The name of the device has been changed. I'm a big Cintiq devotee, and I know I'll always refer to this thing as the Travel Cintiq. Other than that, there's very little about this thing I'd change.
Opening up the box, what jumps out at you is the matte surface of the tablet.
Whereas the Companion 2 had a glossy, glassy screen, the MSP has a surface that instantly reads as softer and easier on the eyes. Turns out this really comes in handy when drawing.
There's also 2 more Express Keys, making the setup similar to the desktop Cintiq, rather than the Companion 2's six key setup.
Remove the device, and you're greeted by a welcome sight- a noticeably smaller and elegant power cord.
Previous iterations of this thing have had big and unwieldy cords and transformer boxes- this one is the next step in the evolution of all this. There's still a brick that the power goes through, but it's slim and sleeker (for whatever that's worth.)
One major change is the inclusion of USB-C at the business end of the charging cable.
What's also different is the little tube thing. That's actually a pen holder. I'm sure many jokes were made internally about the shape of this thing. Though I prefer the cool clamshell case of the Companion 2's pen holder, this thing is a decent alternative, at least as far as space is concerned.
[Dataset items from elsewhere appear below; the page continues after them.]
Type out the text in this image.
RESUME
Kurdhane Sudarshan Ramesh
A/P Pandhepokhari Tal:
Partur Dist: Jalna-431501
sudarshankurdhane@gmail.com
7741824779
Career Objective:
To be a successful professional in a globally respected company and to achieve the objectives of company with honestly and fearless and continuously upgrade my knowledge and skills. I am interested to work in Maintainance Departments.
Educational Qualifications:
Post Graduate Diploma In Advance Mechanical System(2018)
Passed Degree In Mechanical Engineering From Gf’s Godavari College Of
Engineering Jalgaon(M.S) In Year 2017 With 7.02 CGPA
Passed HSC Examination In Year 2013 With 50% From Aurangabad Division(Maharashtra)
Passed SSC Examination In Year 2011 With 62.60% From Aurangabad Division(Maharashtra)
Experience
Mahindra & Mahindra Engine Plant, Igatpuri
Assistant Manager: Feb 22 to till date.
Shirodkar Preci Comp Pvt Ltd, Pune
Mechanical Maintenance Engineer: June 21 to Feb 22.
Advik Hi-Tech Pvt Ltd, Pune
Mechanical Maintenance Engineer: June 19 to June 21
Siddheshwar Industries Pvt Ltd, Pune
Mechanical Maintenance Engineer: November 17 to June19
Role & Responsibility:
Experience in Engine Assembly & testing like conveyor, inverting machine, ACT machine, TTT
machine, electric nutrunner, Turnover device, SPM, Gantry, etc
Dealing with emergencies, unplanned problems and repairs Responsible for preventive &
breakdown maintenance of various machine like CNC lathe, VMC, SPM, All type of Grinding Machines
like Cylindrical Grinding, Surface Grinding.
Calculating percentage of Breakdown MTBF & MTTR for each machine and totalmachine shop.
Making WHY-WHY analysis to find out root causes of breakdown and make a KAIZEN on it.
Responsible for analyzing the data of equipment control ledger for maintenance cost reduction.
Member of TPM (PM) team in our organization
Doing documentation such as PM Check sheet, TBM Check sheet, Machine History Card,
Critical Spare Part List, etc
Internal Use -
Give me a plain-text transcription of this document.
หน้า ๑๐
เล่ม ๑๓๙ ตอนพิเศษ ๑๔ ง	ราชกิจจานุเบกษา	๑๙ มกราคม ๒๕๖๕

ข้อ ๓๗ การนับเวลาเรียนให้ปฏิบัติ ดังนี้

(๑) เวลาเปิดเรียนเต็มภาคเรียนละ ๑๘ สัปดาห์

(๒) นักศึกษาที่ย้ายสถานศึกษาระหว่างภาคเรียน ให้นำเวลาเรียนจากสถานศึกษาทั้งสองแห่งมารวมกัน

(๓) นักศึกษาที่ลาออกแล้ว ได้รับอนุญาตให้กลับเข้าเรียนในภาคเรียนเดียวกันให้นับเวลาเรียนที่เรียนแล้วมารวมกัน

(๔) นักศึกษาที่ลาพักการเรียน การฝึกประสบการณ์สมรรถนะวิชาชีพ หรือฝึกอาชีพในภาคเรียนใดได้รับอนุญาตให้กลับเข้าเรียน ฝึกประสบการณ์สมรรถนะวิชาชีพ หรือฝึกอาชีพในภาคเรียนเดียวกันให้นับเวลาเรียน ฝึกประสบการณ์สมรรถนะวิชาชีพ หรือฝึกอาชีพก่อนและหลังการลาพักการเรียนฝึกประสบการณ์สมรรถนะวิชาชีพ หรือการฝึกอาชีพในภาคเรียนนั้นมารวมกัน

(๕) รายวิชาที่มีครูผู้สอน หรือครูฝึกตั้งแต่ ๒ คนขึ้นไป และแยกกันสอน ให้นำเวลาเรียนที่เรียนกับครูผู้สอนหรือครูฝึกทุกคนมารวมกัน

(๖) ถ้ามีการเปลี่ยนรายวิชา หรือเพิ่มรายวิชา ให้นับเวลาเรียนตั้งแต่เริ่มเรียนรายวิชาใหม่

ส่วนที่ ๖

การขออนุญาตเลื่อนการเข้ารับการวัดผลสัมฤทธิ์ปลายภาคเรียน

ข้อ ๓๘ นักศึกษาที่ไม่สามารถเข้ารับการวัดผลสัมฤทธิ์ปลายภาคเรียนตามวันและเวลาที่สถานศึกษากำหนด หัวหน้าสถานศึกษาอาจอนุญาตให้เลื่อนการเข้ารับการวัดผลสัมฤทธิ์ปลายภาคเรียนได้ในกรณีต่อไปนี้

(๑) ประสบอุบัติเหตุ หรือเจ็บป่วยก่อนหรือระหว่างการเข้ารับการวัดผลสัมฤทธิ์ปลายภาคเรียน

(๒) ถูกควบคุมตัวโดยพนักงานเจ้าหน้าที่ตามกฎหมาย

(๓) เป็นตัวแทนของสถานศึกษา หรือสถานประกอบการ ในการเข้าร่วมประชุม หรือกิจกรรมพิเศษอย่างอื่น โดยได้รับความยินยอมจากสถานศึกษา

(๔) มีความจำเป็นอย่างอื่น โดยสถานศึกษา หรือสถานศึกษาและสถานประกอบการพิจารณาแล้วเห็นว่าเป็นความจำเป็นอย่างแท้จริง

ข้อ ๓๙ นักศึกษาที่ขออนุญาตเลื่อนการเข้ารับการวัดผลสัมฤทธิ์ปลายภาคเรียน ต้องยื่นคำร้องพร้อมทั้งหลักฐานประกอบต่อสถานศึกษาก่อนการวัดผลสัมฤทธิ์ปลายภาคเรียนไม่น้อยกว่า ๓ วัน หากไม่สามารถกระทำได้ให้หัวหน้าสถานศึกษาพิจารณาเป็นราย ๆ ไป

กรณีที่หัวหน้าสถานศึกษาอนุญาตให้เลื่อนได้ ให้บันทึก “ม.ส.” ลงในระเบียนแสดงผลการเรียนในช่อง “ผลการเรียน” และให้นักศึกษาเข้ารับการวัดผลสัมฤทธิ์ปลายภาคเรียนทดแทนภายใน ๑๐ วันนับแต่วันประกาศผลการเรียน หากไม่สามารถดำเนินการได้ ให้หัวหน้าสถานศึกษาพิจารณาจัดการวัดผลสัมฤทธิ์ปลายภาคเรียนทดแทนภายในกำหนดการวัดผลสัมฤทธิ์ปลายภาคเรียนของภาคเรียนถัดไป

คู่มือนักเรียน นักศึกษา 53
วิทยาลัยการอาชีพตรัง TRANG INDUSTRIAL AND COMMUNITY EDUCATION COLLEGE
As goofy as it looks, the pen holder really makes a lot of sense. Pull the top off and the pen is revealed. Twist off the top and there's a little holder for the different pen tips. And the whole thing fits much better into the accessory case of any laptop bag.
Getting to Work
Some quick specs on what I'm using. This model is the 16" Intel Core i7 with 512GB SSD. It has 8192 levels of pressure sensitivity, tilt and multi-touch support. 16 GB DDR3 RAM. 3 USB-C inputs.
When firing this thing up, first thing I noticed was the screen. Holy cow. It's a 4K, UHD (3840 x 2160), and it's leaps and bounds better than my 22HD desktop Cintiq I use at home. Super bright, vibrant. Really impressive. And, like mentioned before, it's not glossy. The surface has an etched glass surface, so it's not as slick as previous Cintiq. It has a really awesome paper-like feel/drag to it. This is also something I never would have thought to ask for, but man, it really makes a difference.
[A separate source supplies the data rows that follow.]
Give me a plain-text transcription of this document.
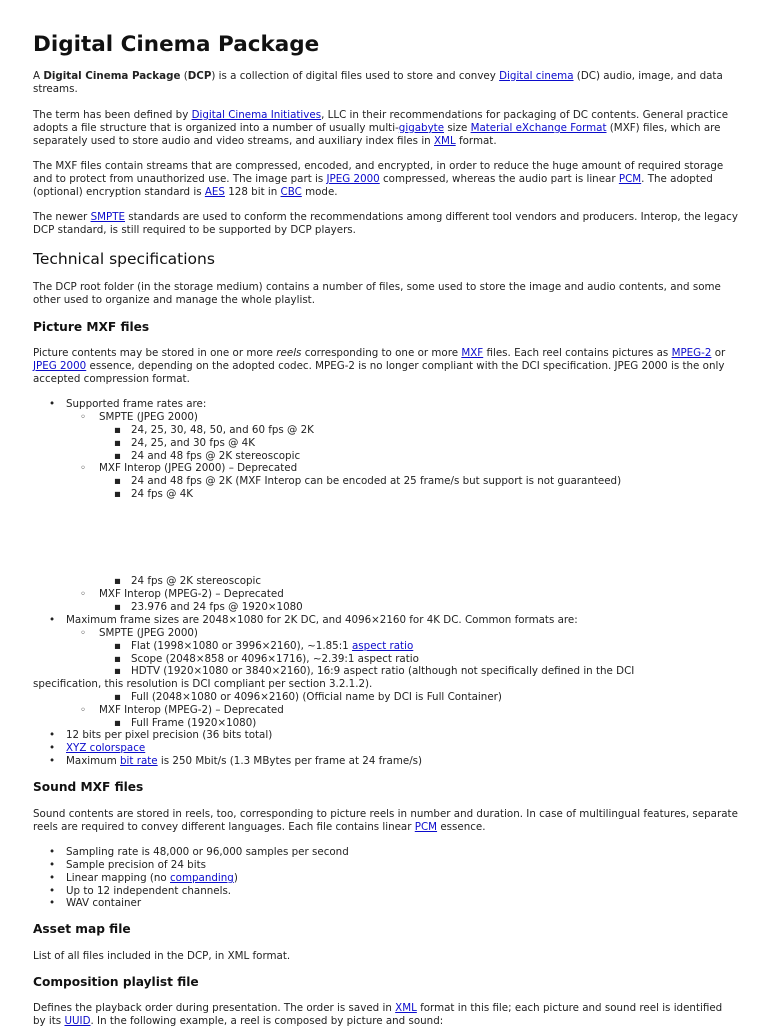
Digital Cinema Package

A Digital Cinema Package (DCP) is a collection of digital files used to store and convey Digital cinema (DC) audio, image, and data streams.

The term has been defined by Digital Cinema Initiatives, LLC in their recommendations for packaging of DC contents. General practice adopts a file structure that is organized into a number of usually multi-gigabyte size Material eXchange Format (MXF) files, which are separately used to store audio and video streams, and auxiliary index files in XML format.

The MXF files contain streams that are compressed, encoded, and encrypted, in order to reduce the huge amount of required storage and to protect from unauthorized use. The image part is JPEG 2000 compressed, whereas the audio part is linear PCM. The adopted (optional) encryption standard is AES 128 bit in CBC mode.

The newer SMPTE standards are used to conform the recommendations among different tool vendors and producers. Interop, the legacy DCP standard, is still required to be supported by DCP players.

Technical specifications

The DCP root folder (in the storage medium) contains a number of files, some used to store the image and audio contents, and some other used to organize and manage the whole playlist.

Picture MXF files

Picture contents may be stored in one or more reels corresponding to one or more MXF files. Each reel contains pictures as MPEG-2 or JPEG 2000 essence, depending on the adopted codec. MPEG-2 is no longer compliant with the DCI specification. JPEG 2000 is the only accepted compression format.

•
Supported frame rates are:
◦
SMPTE (JPEG 2000)
▪
24, 25, 30, 48, 50, and 60 fps @ 2K
▪
24, 25, and 30 fps @ 4K
▪
24 and 48 fps @ 2K stereoscopic
◦
MXF Interop (JPEG 2000) – Deprecated
▪
24 and 48 fps @ 2K (MXF Interop can be encoded at 25 frame/s but support is not guaranteed)
▪
24 fps @ 4K
▪
24 fps @ 2K stereoscopic
◦
MXF Interop (MPEG-2) – Deprecated
▪
23.976 and 24 fps @ 1920×1080
•
Maximum frame sizes are 2048×1080 for 2K DC, and 4096×2160 for 4K DC. Common formats are:
◦
SMPTE (JPEG 2000)
▪
Flat (1998×1080 or 3996×2160), ~1.85:1 aspect ratio
▪
Scope (2048×858 or 4096×1716), ~2.39:1 aspect ratio
▪
HDTV (1920×1080 or 3840×2160), 16:9 aspect ratio (although not specifically defined in the DCI specification, this resolution is DCI compliant per section 3.2.1.2).
▪
Full (2048×1080 or 4096×2160) (Official name by DCI is Full Container)
◦
MXF Interop (MPEG-2) – Deprecated
▪
Full Frame (1920×1080)
•
12 bits per pixel precision (36 bits total)
•
XYZ colorspace
•
Maximum bit rate is 250 Mbit/s (1.3 MBytes per frame at 24 frame/s)
Sound MXF files

Sound contents are stored in reels, too, corresponding to picture reels in number and duration. In case of multilingual features, separate reels are required to convey different languages. Each file contains linear PCM essence.

•
Sampling rate is 48,000 or 96,000 samples per second
•
Sample precision of 24 bits
•
Linear mapping (no companding)
•
Up to 12 independent channels.
•
WAV container
Asset map file

List of all files included in the DCP, in XML format.

Composition playlist file

Defines the playback order during presentation. The order is saved in XML format in this file; each picture and sound reel is identified by its UUID. In the following example, a reel is composed by picture and sound:
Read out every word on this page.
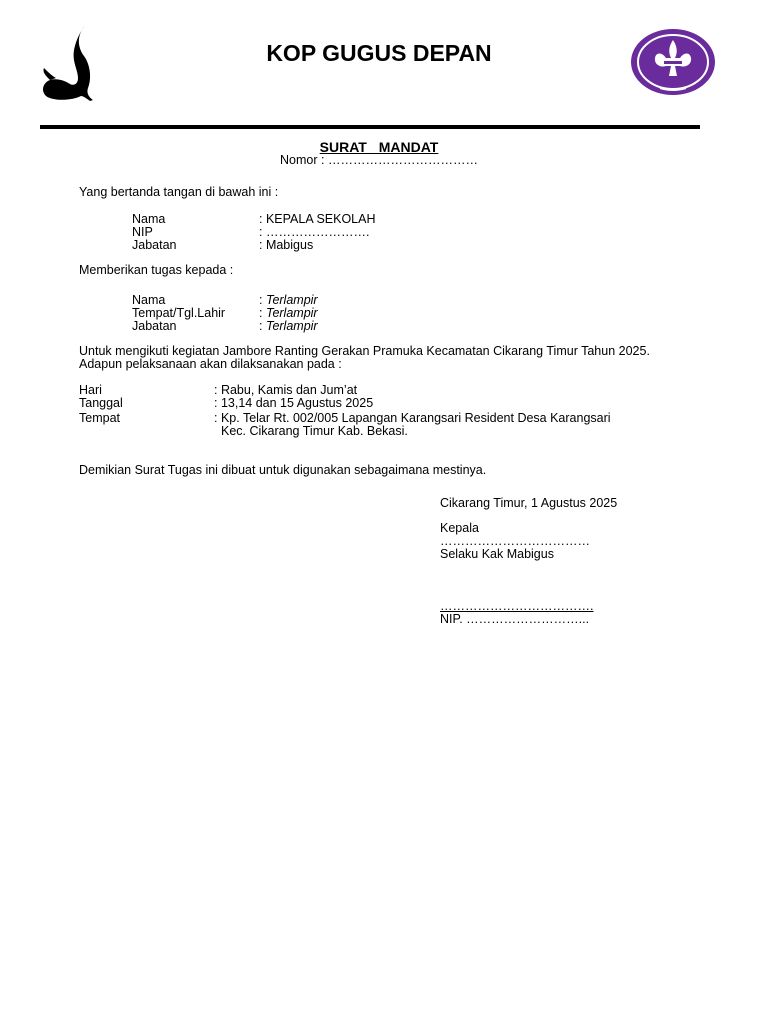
KOP GUGUS DEPAN
SURAT MANDAT
Nomor : ………………………………
Yang bertanda tangan di bawah ini :
Nama	: KEPALA SEKOLAH
NIP	: …………………….
Jabatan	: Mabigus
Memberikan tugas kepada :
Nama	: Terlampir
Tempat/Tgl.Lahir	: Terlampir
Jabatan	: Terlampir
Untuk mengikuti kegiatan Jambore Ranting Gerakan Pramuka Kecamatan Cikarang Timur Tahun 2025.
Adapun pelaksanaan akan dilaksanakan pada :
Hari	: Rabu, Kamis dan Jum’at
Tanggal	: 13,14 dan 15 Agustus 2025
Tempat	: Kp. Telar Rt. 002/005 Lapangan Karangsari Resident Desa Karangsari
Kec. Cikarang Timur Kab. Bekasi.
Demikian Surat Tugas ini dibuat untuk digunakan sebagaimana mestinya.
Cikarang Timur, 1 Agustus 2025
Kepala
………………………………
Selaku Kak Mabigus
……………………………….
NIP. ………………………...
After some initial setup- I'm really happy I was able to import my settings from the previous model, via the Windows setup. I had the Companion 2 set up just the way I liked it, and thank God I didn't have to figure all that out again. I assume this is just a standard Windows thing, but man, what a lifesaver.
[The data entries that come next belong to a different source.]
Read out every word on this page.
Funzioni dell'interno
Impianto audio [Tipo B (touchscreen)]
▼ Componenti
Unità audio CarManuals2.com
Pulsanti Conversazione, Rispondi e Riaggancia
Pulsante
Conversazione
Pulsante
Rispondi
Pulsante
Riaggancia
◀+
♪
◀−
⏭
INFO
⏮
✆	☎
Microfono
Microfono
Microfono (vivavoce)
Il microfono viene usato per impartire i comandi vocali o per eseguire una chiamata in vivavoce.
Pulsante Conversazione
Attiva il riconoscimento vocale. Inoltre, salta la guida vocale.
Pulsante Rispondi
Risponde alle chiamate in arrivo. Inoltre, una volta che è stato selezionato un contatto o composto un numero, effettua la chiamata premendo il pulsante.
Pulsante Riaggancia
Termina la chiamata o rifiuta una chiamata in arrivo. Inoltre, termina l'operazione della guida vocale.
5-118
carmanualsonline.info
One of the many improvements in this device is the fingerprint sensor. Located in the click wheel, once it gets to the Welcome screen, all you do is touch this little sensor (after setting up the feature for the first time in Settings), and it unlocks almost instantly, ala pretty much any modern smartphone. This is another great feature I never would have thought to ask for, but it sure is nice to not have to type in a password.
After getting my regular Wacom preferences all set up (programming actions for the buttons and all that) and installing Adobe Creative Cloud, I fired up Photoshop, imported all my brushes, actions, etc, and after some other PS tweaks, was off and running.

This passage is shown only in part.